As reflected on page 8 of 24 of referenced subject in the F.U.N. Manual, Article 13 of the General Constitutions reads, "Rule 7 Secular Franciscans, called in earlier times "the brothers and sisters of penance", propose to live in the spirit of continual conversion. Some means to cultivate this characteristic of the Franciscan vocation, individually and in fraternity, are: listening to and celebrating the Word of God; review of life; spiritual retreats; the help of a spiritual adviser, and penitential celebrations. They should approach the Sacrament of Reconciliation frequently and participate in the communal celebration of it, whether in the fraternity, or with the whole people of God."

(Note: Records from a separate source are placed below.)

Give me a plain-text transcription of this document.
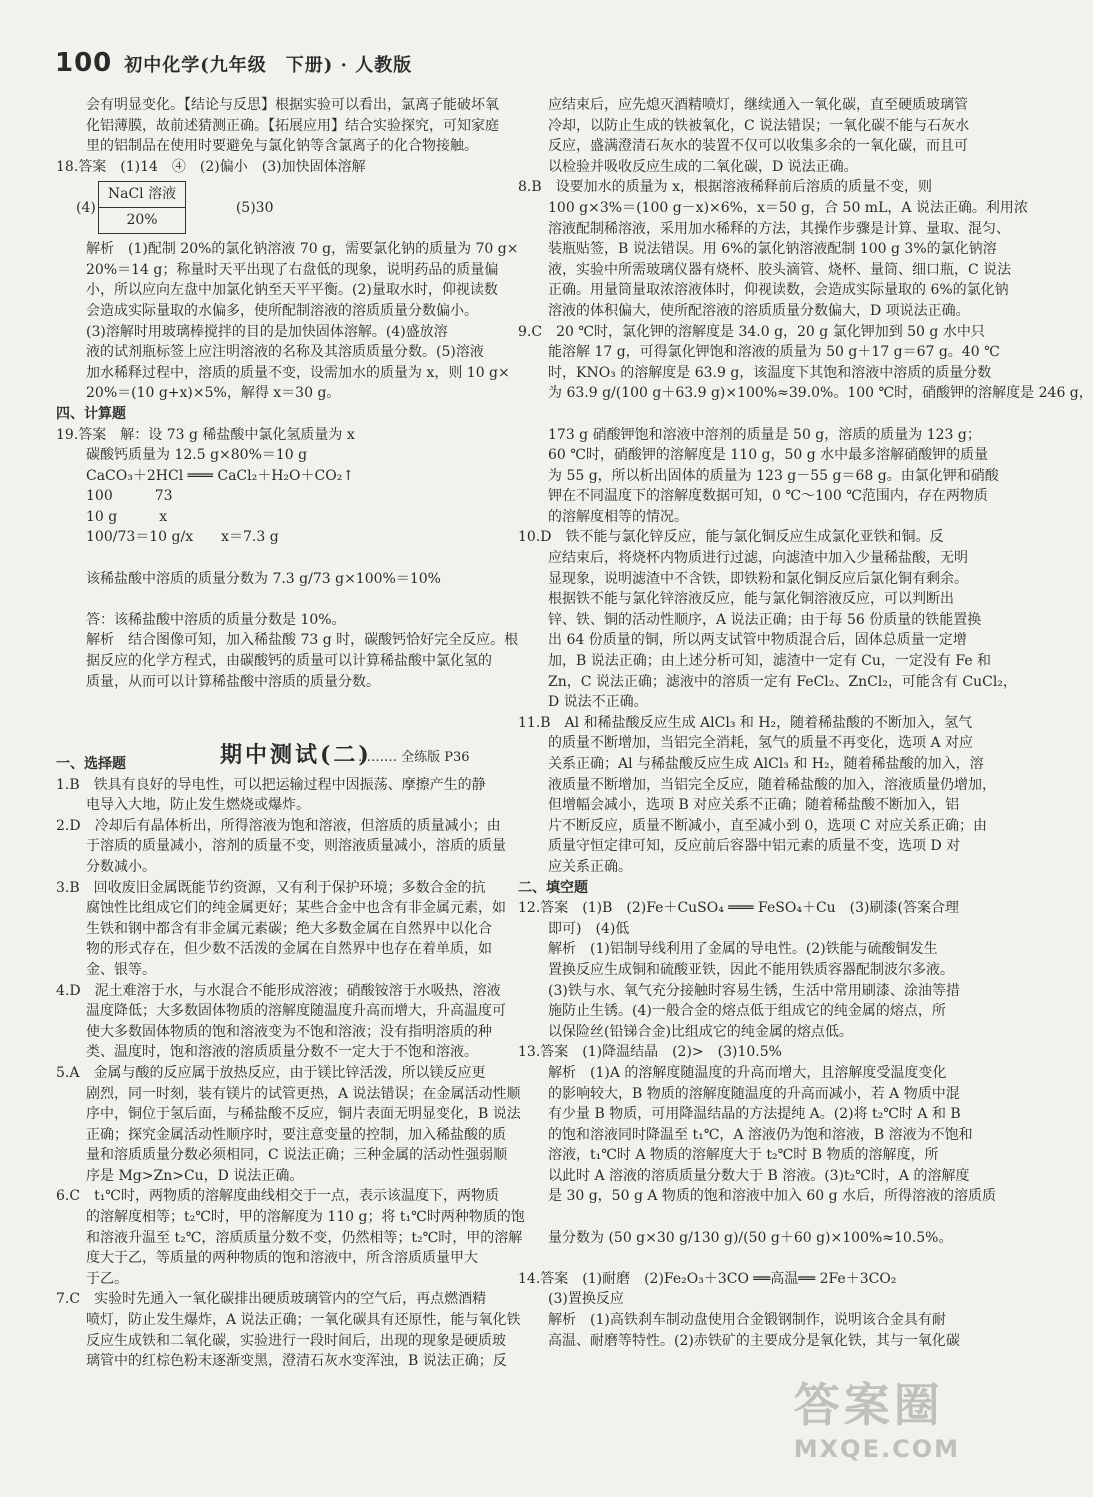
100 初中化学(九年级　下册) · 人教版
会有明显变化。【结论与反思】根据实验可以看出，氯离子能破坏氧
化铝薄膜，故前述猜测正确。【拓展应用】结合实验探究，可知家庭
里的铝制品在使用时要避免与氯化钠等含氯离子的化合物接触。
18.答案　(1)14　④　(2)偏小　(3)加快固体溶解

(4)　　　　　　　　　　(5)30

解析　(1)配制 20%的氯化钠溶液 70 g，需要氯化钠的质量为 70 g×
20%＝14 g；称量时天平出现了右盘低的现象，说明药品的质量偏
小，所以应向左盘中加氯化钠至天平平衡。(2)量取水时，仰视读数
会造成实际量取的水偏多，使所配制溶液的溶质质量分数偏小。
(3)溶解时用玻璃棒搅拌的目的是加快固体溶解。(4)盛放溶
液的试剂瓶标签上应注明溶液的名称及其溶质质量分数。(5)溶液
加水稀释过程中，溶质的质量不变，设需加水的质量为 x，则 10 g×
20%＝(10 g+x)×5%，解得 x＝30 g。
四、计算题
19.答案　解：设 73 g 稀盐酸中氯化氢质量为 x
碳酸钙质量为 12.5 g×80%＝10 g
CaCO₃＋2HCl ═══ CaCl₂＋H₂O＋CO₂↑
100　　　73
10 g　　　x
100/73＝10 g/x　　x＝7.3 g

该稀盐酸中溶质的质量分数为 7.3 g/73 g×100%＝10%

答：该稀盐酸中溶质的质量分数是 10%。
解析　结合图像可知，加入稀盐酸 73 g 时，碳酸钙恰好完全反应。根
据反应的化学方程式，由碳酸钙的质量可以计算稀盐酸中氯化氢的
质量，从而可以计算稀盐酸中溶质的质量分数。

一、选择题
1.B　铁具有良好的导电性，可以把运输过程中因振荡、摩擦产生的静
电导入大地，防止发生燃烧或爆炸。
2.D　冷却后有晶体析出，所得溶液为饱和溶液，但溶质的质量减小；由
于溶质的质量减小，溶剂的质量不变，则溶液质量减小，溶质的质量
分数减小。
3.B　回收废旧金属既能节约资源，又有利于保护环境；多数合金的抗
腐蚀性比组成它们的纯金属更好；某些合金中也含有非金属元素，如
生铁和钢中都含有非金属元素碳；绝大多数金属在自然界中以化合
物的形式存在，但少数不活泼的金属在自然界中也存在着单质，如
金、银等。
4.D　泥土难溶于水，与水混合不能形成溶液；硝酸铵溶于水吸热，溶液
温度降低；大多数固体物质的溶解度随温度升高而增大，升高温度可
使大多数固体物质的饱和溶液变为不饱和溶液；没有指明溶质的种
类、温度时，饱和溶液的溶质质量分数不一定大于不饱和溶液。
5.A　金属与酸的反应属于放热反应，由于镁比锌活泼，所以镁反应更
剧烈，同一时刻，装有镁片的试管更热，A 说法错误；在金属活动性顺
序中，铜位于氢后面，与稀盐酸不反应，铜片表面无明显变化，B 说法
正确；探究金属活动性顺序时，要注意变量的控制，加入稀盐酸的质
量和溶质质量分数必须相同，C 说法正确；三种金属的活动性强弱顺
序是 Mg>Zn>Cu，D 说法正确。
6.C　t₁℃时，两物质的溶解度曲线相交于一点，表示该温度下，两物质
的溶解度相等；t₂℃时，甲的溶解度为 110 g；将 t₁℃时两种物质的饱
和溶液升温至 t₂℃，溶质质量分数不变，仍然相等；t₂℃时，甲的溶解
度大于乙，等质量的两种物质的饱和溶液中，所含溶质质量甲大
于乙。
7.C　实验时先通入一氧化碳排出硬质玻璃管内的空气后，再点燃酒精
喷灯，防止发生爆炸，A 说法正确；一氧化碳具有还原性，能与氧化铁
反应生成铁和二氧化碳，实验进行一段时间后，出现的现象是硬质玻
璃管中的红棕色粉末逐渐变黑，澄清石灰水变浑浊，B 说法正确；反
NaCl 溶液
20%
期中测试(二)
……… 全练版 P36
应结束后，应先熄灭酒精喷灯，继续通入一氧化碳，直至硬质玻璃管
冷却，以防止生成的铁被氧化，C 说法错误；一氧化碳不能与石灰水
反应，盛满澄清石灰水的装置不仅可以收集多余的一氧化碳，而且可
以检验并吸收反应生成的二氧化碳，D 说法正确。
8.B　设要加水的质量为 x，根据溶液稀释前后溶质的质量不变，则
100 g×3%＝(100 g－x)×6%，x＝50 g，合 50 mL，A 说法正确。利用浓
溶液配制稀溶液，采用加水稀释的方法，其操作步骤是计算、量取、混匀、
装瓶贴签，B 说法错误。用 6%的氯化钠溶液配制 100 g 3%的氯化钠溶
液，实验中所需玻璃仪器有烧杯、胶头滴管、烧杯、量筒、细口瓶，C 说法
正确。用量筒量取浓溶液体时，仰视读数，会造成实际量取的 6%的氯化钠
溶液的体积偏大，使所配溶液的溶质质量分数偏大，D 项说法正确。
9.C　20 ℃时，氯化钾的溶解度是 34.0 g，20 g 氯化钾加到 50 g 水中只
能溶解 17 g，可得氯化钾饱和溶液的质量为 50 g＋17 g＝67 g。40 ℃
时，KNO₃ 的溶解度是 63.9 g，该温度下其饱和溶液中溶质的质量分数
为 63.9 g/(100 g＋63.9 g)×100%≈39.0%。100 ℃时，硝酸钾的溶解度是 246 g，

173 g 硝酸钾饱和溶液中溶剂的质量是 50 g，溶质的质量为 123 g；
60 ℃时，硝酸钾的溶解度是 110 g，50 g 水中最多溶解硝酸钾的质量
为 55 g，所以析出固体的质量为 123 g－55 g＝68 g。由氯化钾和硝酸
钾在不同温度下的溶解度数据可知，0 ℃～100 ℃范围内，存在两物质
的溶解度相等的情况。
10.D　铁不能与氯化锌反应，能与氯化铜反应生成氯化亚铁和铜。反
应结束后，将烧杯内物质进行过滤，向滤渣中加入少量稀盐酸，无明
显现象，说明滤渣中不含铁，即铁粉和氯化铜反应后氯化铜有剩余。
根据铁不能与氯化锌溶液反应，能与氯化铜溶液反应，可以判断出
锌、铁、铜的活动性顺序，A 说法正确；由于每 56 份质量的铁能置换
出 64 份质量的铜，所以两支试管中物质混合后，固体总质量一定增
加，B 说法正确；由上述分析可知，滤渣中一定有 Cu，一定没有 Fe 和
Zn，C 说法正确；滤液中的溶质一定有 FeCl₂、ZnCl₂，可能含有 CuCl₂，
D 说法不正确。
11.B　Al 和稀盐酸反应生成 AlCl₃ 和 H₂，随着稀盐酸的不断加入，氢气
的质量不断增加，当铝完全消耗，氢气的质量不再变化，选项 A 对应
关系正确；Al 与稀盐酸反应生成 AlCl₃ 和 H₂，随着稀盐酸的加入，溶
液质量不断增加，当铝完全反应，随着稀盐酸的加入，溶液质量仍增加，
但增幅会减小，选项 B 对应关系不正确；随着稀盐酸不断加入，铝
片不断反应，质量不断减小，直至减小到 0，选项 C 对应关系正确；由
质量守恒定律可知，反应前后容器中铝元素的质量不变，选项 D 对
应关系正确。
二、填空题
12.答案　(1)B　(2)Fe＋CuSO₄ ═══ FeSO₄＋Cu　(3)刷漆(答案合理
即可)　(4)低
解析　(1)铝制导线利用了金属的导电性。(2)铁能与硫酸铜发生
置换反应生成铜和硫酸亚铁，因此不能用铁质容器配制波尔多液。
(3)铁与水、氧气充分接触时容易生锈，生活中常用刷漆、涂油等措
施防止生锈。(4)一般合金的熔点低于组成它的纯金属的熔点，所
以保险丝(铅锑合金)比组成它的纯金属的熔点低。
13.答案　(1)降温结晶　(2)>　(3)10.5%
解析　(1)A 的溶解度随温度的升高而增大，且溶解度受温度变化
的影响较大，B 物质的溶解度随温度的升高而减小，若 A 物质中混
有少量 B 物质，可用降温结晶的方法提纯 A。(2)将 t₂℃时 A 和 B
的饱和溶液同时降温至 t₁℃，A 溶液仍为饱和溶液，B 溶液为不饱和
溶液，t₁℃时 A 物质的溶解度大于 t₂℃时 B 物质的溶解度，所
以此时 A 溶液的溶质质量分数大于 B 溶液。(3)t₂℃时，A 的溶解度
是 30 g，50 g A 物质的饱和溶液中加入 60 g 水后，所得溶液的溶质质

量分数为 (50 g×30 g/130 g)/(50 g＋60 g)×100%≈10.5%。

14.答案　(1)耐磨　(2)Fe₂O₃＋3CO ══高温══ 2Fe＋3CO₂
(3)置换反应
解析　(1)高铁刹车制动盘使用合金锻钢制作，说明该合金具有耐
高温、耐磨等特性。(2)赤铁矿的主要成分是氧化铁，其与一氧化碳
答案圈
MXQE.COM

Let's repeat these suggestions in Rule 7:

  • listening to and celebrating the Word of God;
  • review of life;
  • spiritual retreats;
  • the help of a spiritual adviser, and penitential celebrations.
  • approach the Sacrament of Reconciliation frequently and participate in the communal celebration of it, whether in the fraternity, or with the whole people of God.

The Rule was written by St. Francis, so apparently there were "penitential celebrations," in his time. We have the Sacrament of Reconciliation as a means to confess our sins, atone for them and try again to please the Lord.

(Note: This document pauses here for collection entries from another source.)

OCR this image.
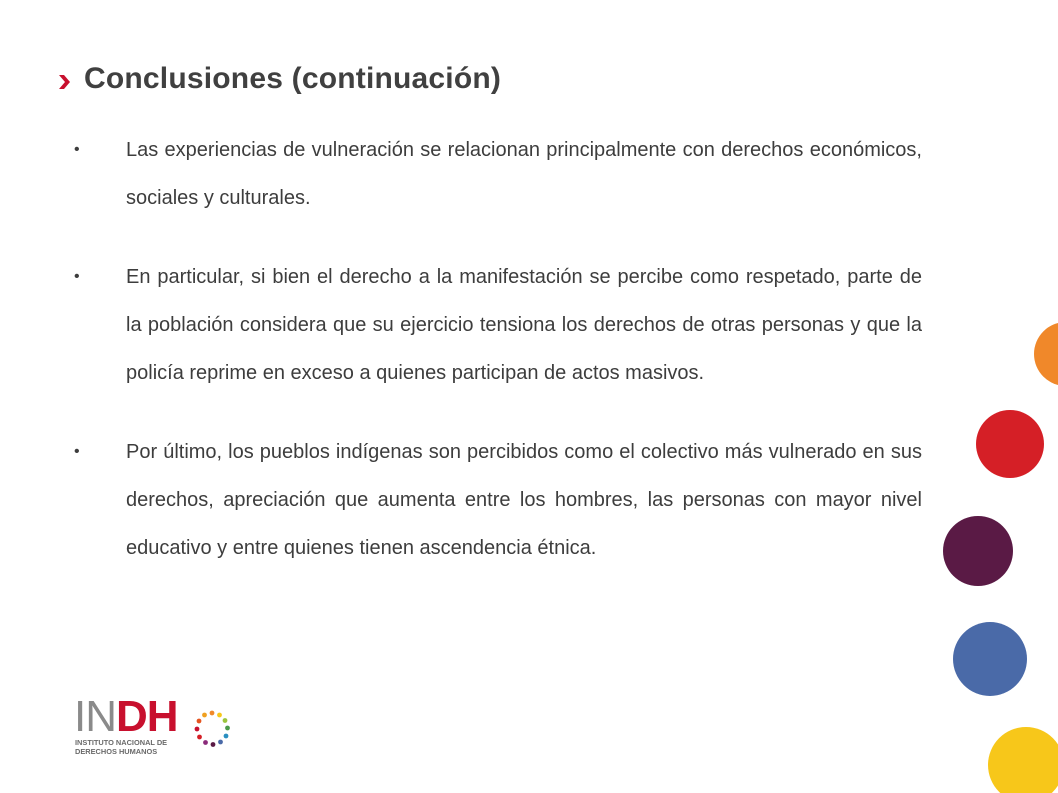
Conclusiones (continuación)
• Las experiencias de vulneración se relacionan principalmente con derechos económicos, sociales y culturales.
• En particular, si bien el derecho a la manifestación se percibe como respetado, parte de la población considera que su ejercicio tensiona los derechos de otras personas y que la policía reprime en exceso a quienes participan de actos masivos.
• Por último, los pueblos indígenas son percibidos como el colectivo más vulnerado en sus derechos, apreciación que aumenta entre los hombres, las personas con mayor nivel educativo y entre quienes tienen ascendencia étnica.
INDH
INSTITUTO NACIONAL DE
DERECHOS HUMANOS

Secular Franciscans, in fact, all Franciscans listen to and celebrate the Word of God by the frequent attendance at Holy Mass, and nowadays many, if not most of us, use the "Liturgy of the Hours" as a daily set of prayers in communion with the rest of the Church. For the SFO it is, of course, not mandatory to pray the Hours, but we do it anyway. In that, too, there is a penitential dimension. All Franciscans go on retreats, either personal, in-house (friary, convent) or in some other communal setting (e.g. fraternity), and with the SFO very often as "Days of Recollection." These are valuable days especially when we have the help of a Franciscan spiritual assistant in our midst. The Franciscan tradition needs to be an integral part of Franciscan life - how well this works with the participation of a spiritual assistant. In order to live this life we need more than just an intellectual knowledge of St. Francis and his teachings, we need to incorporate the life in our own spirituality.

The Sacrament of Reconciliation is an invaluable spiritual tool to guide the penitent through Spiritual inner conversion. Without using this wonderful Sacrament, staying close to Jesus, and under His guidance to everyone else, is much more complicated.

"We have a responsibility to show the temporal world that the Gospel and the Franciscan Charism can be lived in any age, under all conditions and in every stage of life. It follows, our identity as secular people—people in the world—is indivisible from the other components of our identity and we should "wear" our secularity with gratitude to the One who bestowed it upon us."